Leveraged Loans Blow Out. Distressed Corporate Debt Spikes | Wolf Street
Leveraged loans are risky and murky. And they’re a big pile: $1.2 trillion of US-originated leveraged loans, up 50% from $800 billion in 2015. These loans are traded in slices like securities or are packaged into highly rated Collateralized Loan Obligations (CLOs). But for years, investors had the hots for them, driven by their relentless chase for yield, in a world of interest rate repression.
These companies are often owned by private equity firms that had acquired them through leveraged buyouts, during the process of which they loaded up the companies with debt. In addition, PE firms extracted special dividends from their companies, funded by leveraged loans, which is a form of asset stripping. This leaves the company more leveraged and more precarious and more likely to topple. But who cares? Those were the good times and the chase for yield was on.

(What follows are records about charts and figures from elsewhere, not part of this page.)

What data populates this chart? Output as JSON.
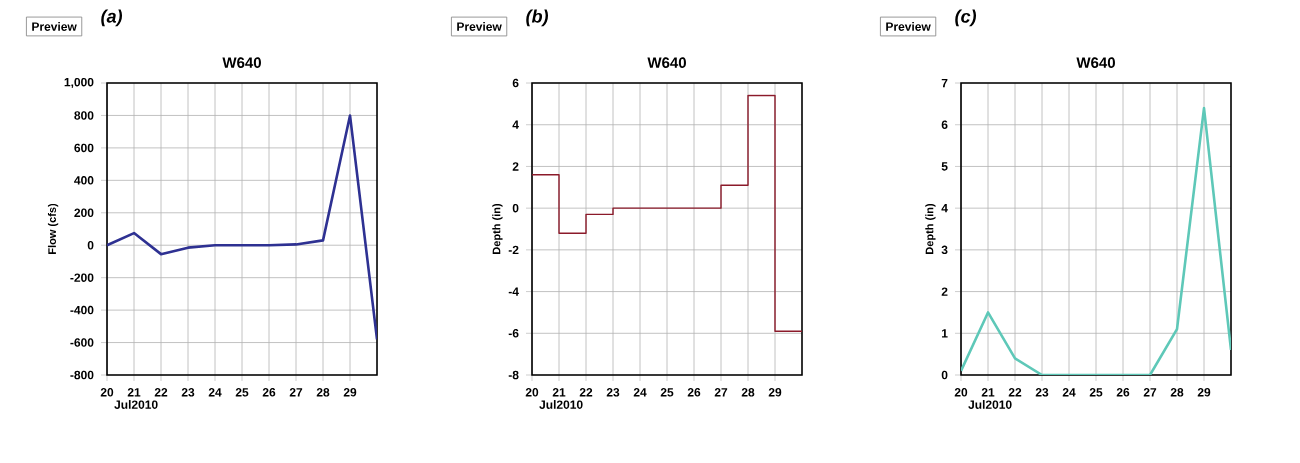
{
  "chart_data": [
    {
      "type": "line",
      "title": "W640",
      "xlabel": "Jul2010",
      "ylabel": "Flow (cfs)",
      "annotations": [
        "Preview",
        "(a)"
      ],
      "x": [
        20,
        21,
        22,
        23,
        24,
        25,
        26,
        27,
        28,
        29,
        30
      ],
      "series": [
        {
          "color": "#2e3192",
          "values": [
            0,
            75,
            -55,
            -15,
            0,
            0,
            0,
            5,
            30,
            800,
            -580
          ]
        }
      ],
      "xlim": [
        20,
        30
      ],
      "xticks": [
        20,
        21,
        22,
        23,
        24,
        25,
        26,
        27,
        28,
        29
      ],
      "ylim": [
        -800,
        1000
      ],
      "yticks": [
        -800,
        -600,
        -400,
        -200,
        0,
        200,
        400,
        600,
        800,
        {
          "value": 1000,
          "label": "1,000"
        }
      ],
      "grid": true,
      "marker": "none",
      "line_style": "solid"
    },
    {
      "type": "step",
      "title": "W640",
      "xlabel": "Jul2010",
      "ylabel": "Depth (in)",
      "annotations": [
        "Preview",
        "(b)"
      ],
      "x": [
        20,
        21,
        22,
        23,
        24,
        25,
        26,
        27,
        28,
        29,
        30
      ],
      "series": [
        {
          "color": "#8b1a2a",
          "values": [
            1.6,
            -1.2,
            -0.3,
            0,
            0,
            0,
            0,
            1.1,
            5.4,
            -5.9,
            -5.9
          ]
        }
      ],
      "xlim": [
        20,
        30
      ],
      "xticks": [
        20,
        21,
        22,
        23,
        24,
        25,
        26,
        27,
        28,
        29
      ],
      "ylim": [
        -8,
        6
      ],
      "yticks": [
        -8,
        -6,
        -4,
        -2,
        0,
        2,
        4,
        6
      ],
      "grid": true,
      "marker": "none",
      "line_style": "solid"
    },
    {
      "type": "line",
      "title": "W640",
      "xlabel": "Jul2010",
      "ylabel": "Depth (in)",
      "annotations": [
        "Preview",
        "(c)"
      ],
      "x": [
        20,
        21,
        22,
        23,
        24,
        25,
        26,
        27,
        28,
        29,
        30
      ],
      "series": [
        {
          "color": "#5ec8b8",
          "values": [
            0.1,
            1.5,
            0.4,
            0,
            0,
            0,
            0,
            0,
            1.1,
            6.4,
            0.6
          ]
        }
      ],
      "xlim": [
        20,
        30
      ],
      "xticks": [
        20,
        21,
        22,
        23,
        24,
        25,
        26,
        27,
        28,
        29
      ],
      "ylim": [
        0,
        7
      ],
      "yticks": [
        0,
        1,
        2,
        3,
        4,
        5,
        6,
        7
      ],
      "grid": true,
      "marker": "none",
      "line_style": "solid"
    }
  ]
}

The Fed, the Bank of England, the ECB, the Bank of Japan, etc., they have all warned about leveraged loans. But they don’t regulate them because central banks are not securities regulators. And securities regulators, such as the SEC, consider them loans and not securities, and they don’t regulate them either. And no one knows into whose balance sheets leveraged loans can blow holes. But now they’re blowing holes into balance sheets.
Bubbles may be popping in all directions.